Regarding the kernel, it’s the default nvidia one, no modifications, when I unpack the source for it and look in it’s .config I can see: CONFIG_USB_SERIAL_FTDI_SIO=m
does that look right?
I found /lib/modules/4.9.140-tegra/kernel/drivers/usb/serial/ftdi_sio.ko
Gonna test dropping the whole 4.9.140-tegra directory into the init… <init>/lib/modules/
(I added a timeout in the initrd so if no user input it carries on with mounting root and booting, so that’s why you see the login prompt at the end, but I want to interact with the shell within initrd prior to that)
from the logs, even though I flash from ./flash.sh it still uses u-boot, so I appended console=ttyTCU0 to the APPEND line in /boot/extlinux/extlinux.conf and now I can interact with the shell in initrd :)
This is good for debugging (without wiring up hdmi to monitor and extra keyboard) but to clarify, for production, I assume once I flash and enable secure boot, cboot will be used?
I do not know about all of the details of secure boot which you are interested in, someone else will need to provide a full answer, but some basic info follows…
CBoot is used anyway (this is an early boot stage), but the question is more one of whether content being loaded has signing enforced based on a private key.
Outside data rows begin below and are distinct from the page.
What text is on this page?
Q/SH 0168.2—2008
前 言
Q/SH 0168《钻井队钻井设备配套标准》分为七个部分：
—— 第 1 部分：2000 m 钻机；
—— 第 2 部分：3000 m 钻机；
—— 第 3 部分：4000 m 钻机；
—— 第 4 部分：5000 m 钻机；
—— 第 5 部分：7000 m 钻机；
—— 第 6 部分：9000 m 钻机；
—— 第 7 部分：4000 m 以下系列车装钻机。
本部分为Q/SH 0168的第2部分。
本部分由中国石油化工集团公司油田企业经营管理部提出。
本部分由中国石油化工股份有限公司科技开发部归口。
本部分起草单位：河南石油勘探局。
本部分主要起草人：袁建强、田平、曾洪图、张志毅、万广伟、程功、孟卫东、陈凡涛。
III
Certainly all of the bootloader stages (including CBoot) will require signing for the content to be allowed when the secure boot is enabled, but the rootfs itself will not use signing. It is up to the earlier stages to load only the correct content.
The initrd might be considered a rootfs, one that happens to be a cpio tar archive instead of an ext4 filesystem. The methods used by earlier boot stages to determine which content to load as initrd might enforce something. Presumably, if your boot content is guaranteed authentic, and if your boot content only loads the correct initrd, then everything up to that point is guaranteed up to the strength of the signing. That initrd is yours though, and you might choose to add something like filesystem encryption prior to the pivot_root. The pivot_root itself ends the life of the existing initrd and transfers life to the ext4 filesystem. At this point it comes down to your creativity as to what occurs during that pivot_root to ensure valid content.
One variation which some people consider is having a read-only rootfs which becomes the backing to OverlayFS.
NOTE: CBoot runs regardless of whether U-Boot is used or not.